The aim of our systematic mapping study was to identify the nature and extent of the available research and properly classifying it, in order to derive indications for future development of such systems. The selected 111 papers out of 806 retrieved through an automatic search have been read and analyzed, to answer our research question. We firstly classified the solutions proposed in the analyzed papers into five categories (mobile applications, web applications, wearable devices, smart devices, and tactile and public interfaces) and discuss frequencies and trends, by finally describing several examples of the solutions proposed in each category.
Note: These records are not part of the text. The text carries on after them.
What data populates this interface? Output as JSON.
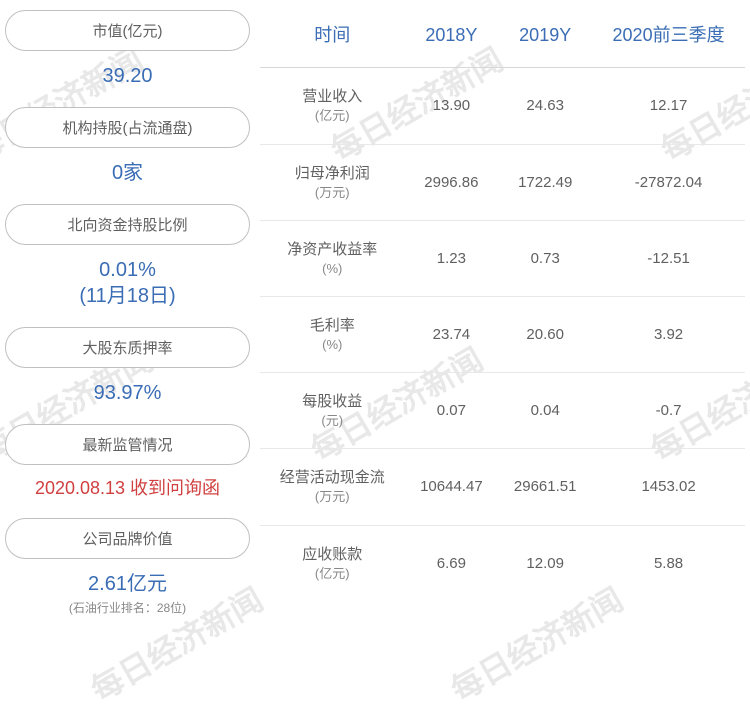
{
  "watermark": "每日经济新闻",
  "left_items": [
    {
      "label": "市值(亿元)",
      "value": "39.20",
      "value_class": "val-main"
    },
    {
      "label": "机构持股(占流通盘)",
      "value": "0家",
      "value_class": "val-main"
    },
    {
      "label": "北向资金持股比例",
      "value": "0.01%",
      "value2": "(11月18日)",
      "value_class": "val-main"
    },
    {
      "label": "大股东质押率",
      "value": "93.97%",
      "value_class": "val-main"
    },
    {
      "label": "最新监管情况",
      "value": "2020.08.13 收到问询函",
      "value_class": "val-red"
    },
    {
      "label": "公司品牌价值",
      "value": "2.61亿元",
      "value_class": "val-main",
      "sub": "(石油行业排名：28位)"
    }
  ],
  "table": {
    "headers": [
      "时间",
      "2018Y",
      "2019Y",
      "2020前三季度"
    ],
    "rows": [
      {
        "metric": "营业收入",
        "unit": "(亿元)",
        "v1": "13.90",
        "v2": "24.63",
        "v3": "12.17"
      },
      {
        "metric": "归母净利润",
        "unit": "(万元)",
        "v1": "2996.86",
        "v2": "1722.49",
        "v3": "-27872.04"
      },
      {
        "metric": "净资产收益率",
        "unit": "(%)",
        "v1": "1.23",
        "v2": "0.73",
        "v3": "-12.51"
      },
      {
        "metric": "毛利率",
        "unit": "(%)",
        "v1": "23.74",
        "v2": "20.60",
        "v3": "3.92"
      },
      {
        "metric": "每股收益",
        "unit": "(元)",
        "v1": "0.07",
        "v2": "0.04",
        "v3": "-0.7"
      },
      {
        "metric": "经营活动现金流",
        "unit": "(万元)",
        "v1": "10644.47",
        "v2": "29661.51",
        "v3": "1453.02"
      },
      {
        "metric": "应收账款",
        "unit": "(亿元)",
        "v1": "6.69",
        "v2": "12.09",
        "v3": "5.88"
      }
    ]
  },
  "styling": {
    "accent_color": "#3a6db5",
    "alert_color": "#d04040",
    "text_color": "#606060",
    "border_color": "#c0c0c0",
    "divider_color": "#e8e8e8",
    "background": "#ffffff",
    "pill_radius": 22,
    "header_fontsize": 18,
    "body_fontsize": 15,
    "value_fontsize": 20
  }
}
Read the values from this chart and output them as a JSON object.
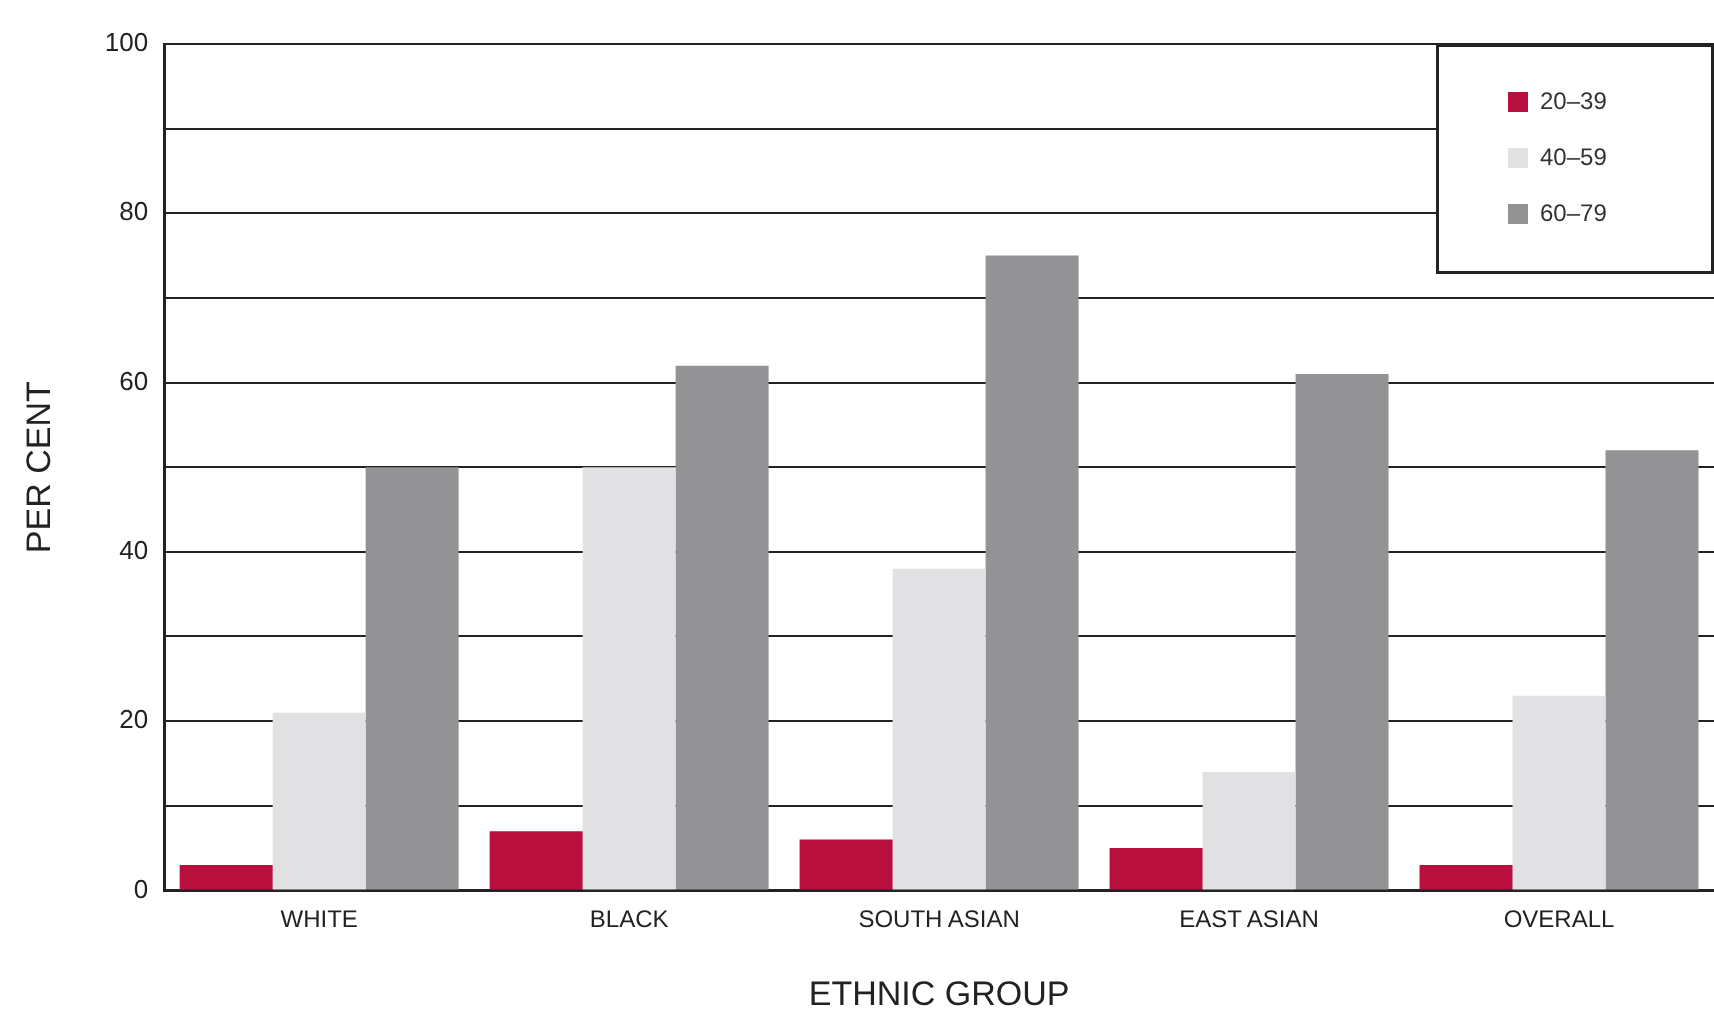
{
  "chart_data": {
    "type": "bar",
    "xlabel": "ETHNIC GROUP",
    "ylabel": "PER CENT",
    "categories": [
      "WHITE",
      "BLACK",
      "SOUTH ASIAN",
      "EAST ASIAN",
      "OVERALL"
    ],
    "series": [
      {
        "name": "20–39",
        "color": "#b80f3f",
        "values": [
          3,
          7,
          6,
          5,
          3
        ]
      },
      {
        "name": "40–59",
        "color": "#e1e1e3",
        "values": [
          21,
          50,
          38,
          14,
          23
        ]
      },
      {
        "name": "60–79",
        "color": "#939396",
        "values": [
          50,
          62,
          75,
          61,
          52
        ]
      }
    ],
    "ylim": [
      0,
      100
    ],
    "yticks": [
      0,
      {
        "value": 10,
        "label": null
      },
      20,
      {
        "value": 30,
        "label": null
      },
      40,
      {
        "value": 50,
        "label": null
      },
      60,
      {
        "value": 70,
        "label": null
      },
      80,
      {
        "value": 90,
        "label": null
      },
      100
    ],
    "grid": "y",
    "legend": "top right"
  }
}
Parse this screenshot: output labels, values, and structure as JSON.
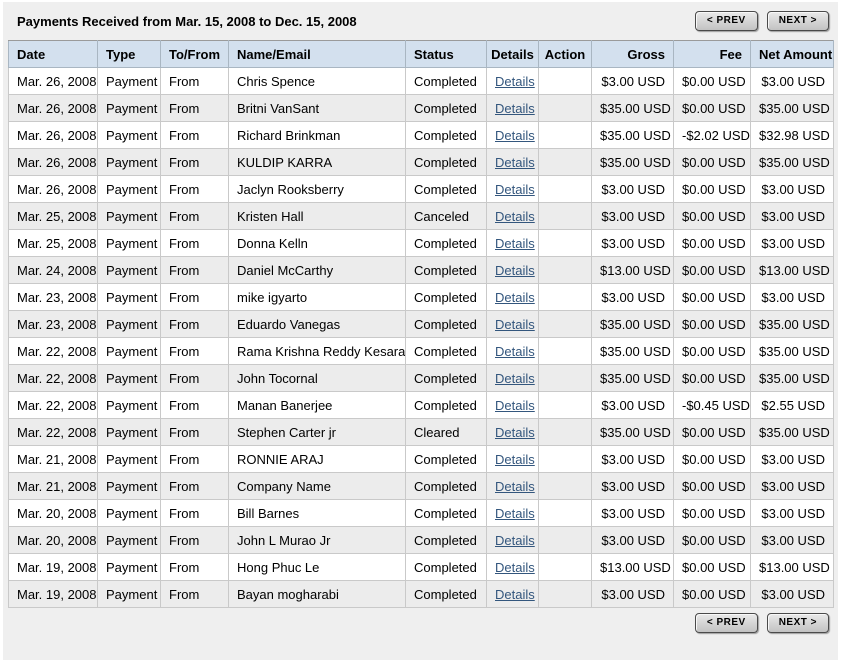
{
  "header": {
    "title": "Payments Received from Mar. 15, 2008 to Dec. 15, 2008",
    "prev_label": "< PREV",
    "next_label": "NEXT >"
  },
  "footer": {
    "prev_label": "< PREV",
    "next_label": "NEXT >"
  },
  "colors": {
    "panel_bg": "#efefef",
    "header_row_bg": "#d3e0ee",
    "alt_row_bg": "#ececec",
    "link": "#33567d"
  },
  "table": {
    "columns": [
      "Date",
      "Type",
      "To/From",
      "Name/Email",
      "Status",
      "Details",
      "Action",
      "Gross",
      "Fee",
      "Net Amount"
    ],
    "rows": [
      {
        "date": "Mar. 26, 2008",
        "type": "Payment",
        "to_from": "From",
        "name": "Chris Spence",
        "status": "Completed",
        "details_label": "Details",
        "action": "",
        "gross": "$3.00 USD",
        "fee": "$0.00 USD",
        "net": "$3.00 USD"
      },
      {
        "date": "Mar. 26, 2008",
        "type": "Payment",
        "to_from": "From",
        "name": "Britni VanSant",
        "status": "Completed",
        "details_label": "Details",
        "action": "",
        "gross": "$35.00 USD",
        "fee": "$0.00 USD",
        "net": "$35.00 USD"
      },
      {
        "date": "Mar. 26, 2008",
        "type": "Payment",
        "to_from": "From",
        "name": "Richard Brinkman",
        "status": "Completed",
        "details_label": "Details",
        "action": "",
        "gross": "$35.00 USD",
        "fee": "-$2.02 USD",
        "net": "$32.98 USD"
      },
      {
        "date": "Mar. 26, 2008",
        "type": "Payment",
        "to_from": "From",
        "name": "KULDIP KARRA",
        "status": "Completed",
        "details_label": "Details",
        "action": "",
        "gross": "$35.00 USD",
        "fee": "$0.00 USD",
        "net": "$35.00 USD"
      },
      {
        "date": "Mar. 26, 2008",
        "type": "Payment",
        "to_from": "From",
        "name": "Jaclyn Rooksberry",
        "status": "Completed",
        "details_label": "Details",
        "action": "",
        "gross": "$3.00 USD",
        "fee": "$0.00 USD",
        "net": "$3.00 USD"
      },
      {
        "date": "Mar. 25, 2008",
        "type": "Payment",
        "to_from": "From",
        "name": "Kristen Hall",
        "status": "Canceled",
        "details_label": "Details",
        "action": "",
        "gross": "$3.00 USD",
        "fee": "$0.00 USD",
        "net": "$3.00 USD"
      },
      {
        "date": "Mar. 25, 2008",
        "type": "Payment",
        "to_from": "From",
        "name": "Donna Kelln",
        "status": "Completed",
        "details_label": "Details",
        "action": "",
        "gross": "$3.00 USD",
        "fee": "$0.00 USD",
        "net": "$3.00 USD"
      },
      {
        "date": "Mar. 24, 2008",
        "type": "Payment",
        "to_from": "From",
        "name": "Daniel McCarthy",
        "status": "Completed",
        "details_label": "Details",
        "action": "",
        "gross": "$13.00 USD",
        "fee": "$0.00 USD",
        "net": "$13.00 USD"
      },
      {
        "date": "Mar. 23, 2008",
        "type": "Payment",
        "to_from": "From",
        "name": "mike igyarto",
        "status": "Completed",
        "details_label": "Details",
        "action": "",
        "gross": "$3.00 USD",
        "fee": "$0.00 USD",
        "net": "$3.00 USD"
      },
      {
        "date": "Mar. 23, 2008",
        "type": "Payment",
        "to_from": "From",
        "name": "Eduardo Vanegas",
        "status": "Completed",
        "details_label": "Details",
        "action": "",
        "gross": "$35.00 USD",
        "fee": "$0.00 USD",
        "net": "$35.00 USD"
      },
      {
        "date": "Mar. 22, 2008",
        "type": "Payment",
        "to_from": "From",
        "name": "Rama Krishna Reddy Kesara",
        "status": "Completed",
        "details_label": "Details",
        "action": "",
        "gross": "$35.00 USD",
        "fee": "$0.00 USD",
        "net": "$35.00 USD"
      },
      {
        "date": "Mar. 22, 2008",
        "type": "Payment",
        "to_from": "From",
        "name": "John Tocornal",
        "status": "Completed",
        "details_label": "Details",
        "action": "",
        "gross": "$35.00 USD",
        "fee": "$0.00 USD",
        "net": "$35.00 USD"
      },
      {
        "date": "Mar. 22, 2008",
        "type": "Payment",
        "to_from": "From",
        "name": "Manan Banerjee",
        "status": "Completed",
        "details_label": "Details",
        "action": "",
        "gross": "$3.00 USD",
        "fee": "-$0.45 USD",
        "net": "$2.55 USD"
      },
      {
        "date": "Mar. 22, 2008",
        "type": "Payment",
        "to_from": "From",
        "name": "Stephen Carter jr",
        "status": "Cleared",
        "details_label": "Details",
        "action": "",
        "gross": "$35.00 USD",
        "fee": "$0.00 USD",
        "net": "$35.00 USD"
      },
      {
        "date": "Mar. 21, 2008",
        "type": "Payment",
        "to_from": "From",
        "name": "RONNIE ARAJ",
        "status": "Completed",
        "details_label": "Details",
        "action": "",
        "gross": "$3.00 USD",
        "fee": "$0.00 USD",
        "net": "$3.00 USD"
      },
      {
        "date": "Mar. 21, 2008",
        "type": "Payment",
        "to_from": "From",
        "name": "Company Name",
        "status": "Completed",
        "details_label": "Details",
        "action": "",
        "gross": "$3.00 USD",
        "fee": "$0.00 USD",
        "net": "$3.00 USD"
      },
      {
        "date": "Mar. 20, 2008",
        "type": "Payment",
        "to_from": "From",
        "name": "Bill Barnes",
        "status": "Completed",
        "details_label": "Details",
        "action": "",
        "gross": "$3.00 USD",
        "fee": "$0.00 USD",
        "net": "$3.00 USD"
      },
      {
        "date": "Mar. 20, 2008",
        "type": "Payment",
        "to_from": "From",
        "name": "John L Murao Jr",
        "status": "Completed",
        "details_label": "Details",
        "action": "",
        "gross": "$3.00 USD",
        "fee": "$0.00 USD",
        "net": "$3.00 USD"
      },
      {
        "date": "Mar. 19, 2008",
        "type": "Payment",
        "to_from": "From",
        "name": "Hong Phuc Le",
        "status": "Completed",
        "details_label": "Details",
        "action": "",
        "gross": "$13.00 USD",
        "fee": "$0.00 USD",
        "net": "$13.00 USD"
      },
      {
        "date": "Mar. 19, 2008",
        "type": "Payment",
        "to_from": "From",
        "name": "Bayan mogharabi",
        "status": "Completed",
        "details_label": "Details",
        "action": "",
        "gross": "$3.00 USD",
        "fee": "$0.00 USD",
        "net": "$3.00 USD"
      }
    ]
  }
}
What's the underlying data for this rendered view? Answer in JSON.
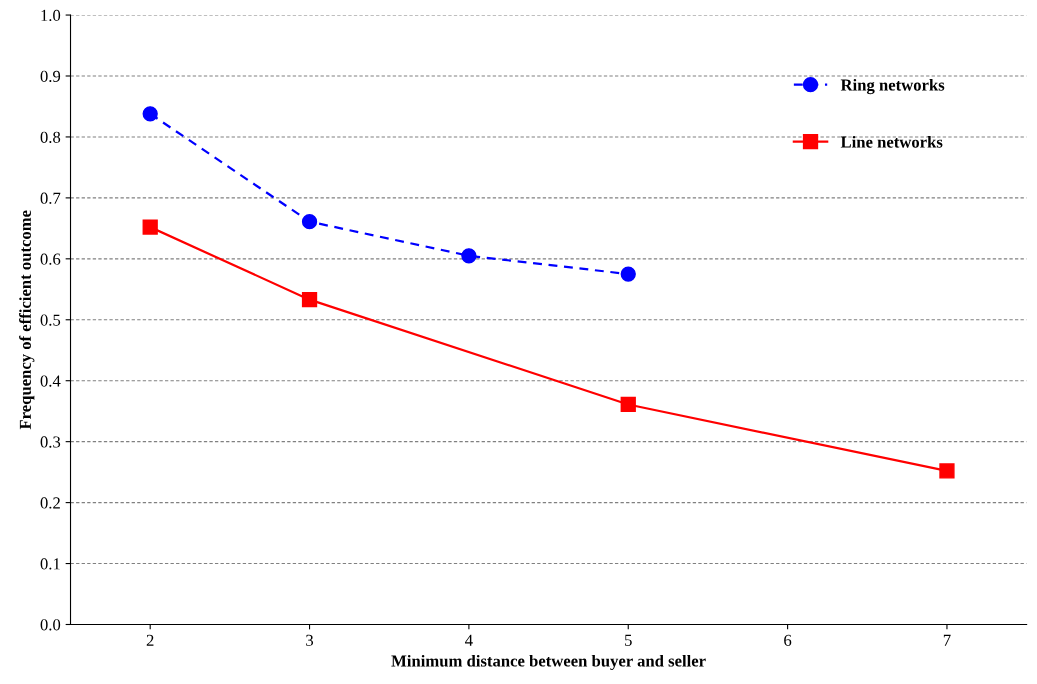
{
  "chart_data": {
    "type": "line",
    "xlabel": "Minimum distance between buyer and seller",
    "ylabel": "Frequency of efficient outcome",
    "xlim": [
      1.5,
      7.5
    ],
    "xticks": [
      2,
      3,
      4,
      5,
      6,
      7
    ],
    "ylim": [
      0,
      1
    ],
    "yticks": [
      {
        "value": 0,
        "label": "0.0"
      },
      0.1,
      0.2,
      0.3,
      0.4,
      0.5,
      0.6,
      0.7,
      0.8,
      0.9,
      {
        "value": 1,
        "label": "1.0"
      }
    ],
    "grid": "y",
    "legend": "top right",
    "series": [
      {
        "name": "Ring networks",
        "color": "#0000ff",
        "marker": "circle",
        "line_style": "dashed",
        "x": [
          2,
          3,
          4,
          5
        ],
        "values": [
          0.838,
          0.661,
          0.605,
          0.575
        ]
      },
      {
        "name": "Line networks",
        "color": "#ff0000",
        "marker": "square",
        "line_style": "solid",
        "x": [
          2,
          3,
          5,
          7
        ],
        "values": [
          0.652,
          0.533,
          0.361,
          0.252
        ]
      }
    ]
  }
}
We further defined five dimensions (context of use, target users, adopted technologies, data sources, and user role) to deeply analyze the characteristics and usage of the proposed solutions. As to the context of use, our findings reveal that the proposed solutions focus on indoor or outdoor contexts and in a few cases on both contexts at the same time. When analyzing the different target users’ characteristics, it emerged that only visual impaired people or mobility impaired people are usually considered, while rarely other kinds of impairment are taken into account. However, recent papers are proposing solutions for all users (including the elderly and people without disabilities, beyond visually and mobility impaired users); these papers underline the importance of adopting UCD and UD approaches. We then reported the technologies adopted for solution implementation, by classifying them into: technologies for environment representation and modeling, technologies for localization, and technologies for wayfinding and navigation. Considering the data sources, it emerged that crowdsensing and pervasive sensing is the preferred solution for data collection, but that the combination of different data sources is a promising alternative able to cope with sensor limitations. Finally, this study considered the role of users in the selected works, offering a further classification that discriminates in no user involvement, user involvement at design time, users enrolled for system evaluation, and users involved both at design and evaluation time. The findings highlight that, in a high percentage of works, users have not been involved neither in design nor in evaluation, and thus their validity in real contexts cannot be demonstrated.

In light of the results of this study, and considering our expertise and research interests in the field of human–computer Interaction, we would like to promote the adoption of user-centered and universal design approaches. We consider these approaches as promising not only when designing solutions for people with disabilities, but also when the goal is facilitating people who access a place for the first time or are prevented from moving freely (e.g., they carry a suitcase or a stroller). Furthermore, we believe that it would be desirable to aim for long-term investments not only in physical infrastructures for facilitating accessible wayfinding and navigation, but also in socio-technical environments that support the management of these infrastructures over time and in an easy manner.